(1.) The three appellants before us have been convicted by the Assistant Sessions Judge of Dinajpur of the offences under Secs.366 and 147, I.P.C., on the unanimous verdict of the jury and sentenced to undergo rigorous imprisonment for five years under Section 366 and two years under Section 147, the sentences to run concurrently. The case for the prosecution is that on 25 April 1933 the appellants entered the hut of a young widow Khadija, caught hold of her person, dragged her out of the hut, began to carry her away forcibly whereupon she began to scream, that on hearing her cries P. Ws. 2, 3, 4 and 5 came out and rescued her, after she was taken about two rashis from her house. The defence of the appellants is that they knew nothing of this occurrence, that the girl was married to the appellant Kasimuddin on 24 April 1933 and that on 26 April 1933, the prosecution witnesses assaulted Kasimuddin and drove him away.
(2.) By Section 418(1), Criminal P.C., an appeal to this Court against the conviction on a trial with the aid of a jury lies on a matter of law only. The first error of law on which the appellants rely is that the procedure with regard to the delivery of the verdict by the jury is bad in law inasmuch as the jury were not justified in law in adding to their verdict their finding of the facts on which the verdict is based. This contention is not supported either by any provision of law or by any precedent. The statute law in this country has not laid down any particular form in which the jury are to deliver their verdict. Consequently there is no legal bar in the way of the jury, to return their verdict in any way they think fit provided it is complete and exhaustive as to facts in issue which go to make up the charges. There is therefore no substance in this contention.

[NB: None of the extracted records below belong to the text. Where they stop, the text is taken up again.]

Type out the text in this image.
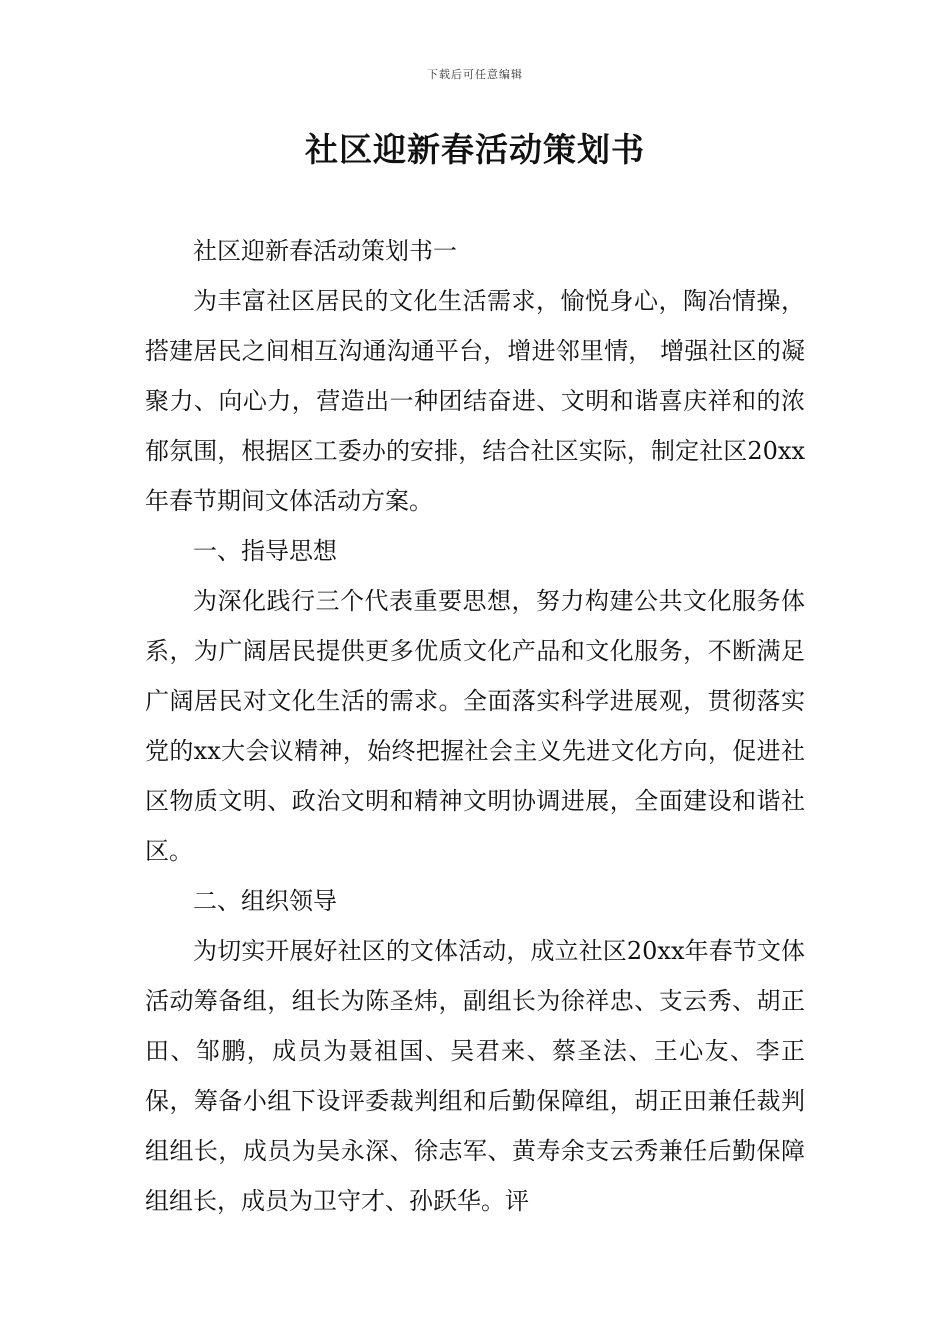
下载后可任意编辑
社区迎新春活动策划书

社区迎新春活动策划书一

为丰富社区居民的文化生活需求，愉悦身心，陶冶情操，搭建居民之间相互沟通沟通平台，增进邻里情， 增强社区的凝聚力、向心力，营造出一种团结奋进、文明和谐喜庆祥和的浓郁氛围，根据区工委办的安排，结合社区实际，制定社区20xx年春节期间文体活动方案。

一、指导思想

为深化践行三个代表重要思想，努力构建公共文化服务体系，为广阔居民提供更多优质文化产品和文化服务，不断满足广阔居民对文化生活的需求。全面落实科学进展观，贯彻落实党的xx大会议精神，始终把握社会主义先进文化方向，促进社区物质文明、政治文明和精神文明协调进展，全面建设和谐社区。

二、组织领导

为切实开展好社区的文体活动，成立社区20xx年春节文体活动筹备组，组长为陈圣炜，副组长为徐祥忠、支云秀、胡正田、邹鹏，成员为聂祖国、吴君来、蔡圣法、王心友、李正保，筹备小组下设评委裁判组和后勤保障组，胡正田兼任裁判组组长，成员为吴永深、徐志军、黄寿余支云秀兼任后勤保障组组长，成员为卫守才、孙跃华。评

(3.) The second error of law which is urged in support of, the appeal is that the heads of the re-charge on which the jury brought in their verdict of guilty under Section 147, I.P.C., were not recorded by the Judge as required by the proviso to Sub-section 5, Section 367 of the Code. It is clear however from the record that the fresh charge was the same as recorded in pp. 4 and 5 of the original charge. We are therefore unable to give effect to this contention. The third ground urged in support of the appeal is that on account of defective summing up of the evidence in the case the jury have been misled and an erroneous verdict has been returned by them. It may be pointed out here that the law only requires the heads of the charge to be recorded. The evident object of the legislature is to have a written record of the summing up of the evidence and the laying down of the law by the Judge to the jury in order to enable the Court of appeal to decide whether the Judge has properly marshalled the facts under distinct and separate heads while charging the jury for their substantial help and guidance in arriving at the conclusions on the facts in issue. In order to justify the appellate Court to set aside the verdict of the jury the finding that there are certain omissions or non- directions is not enough. The Court of appeal must be satisfied on a perusal of the charge and the material evidence in the case that the omissions are so important that it may be reasonably said that they have led to an erroneous verdict.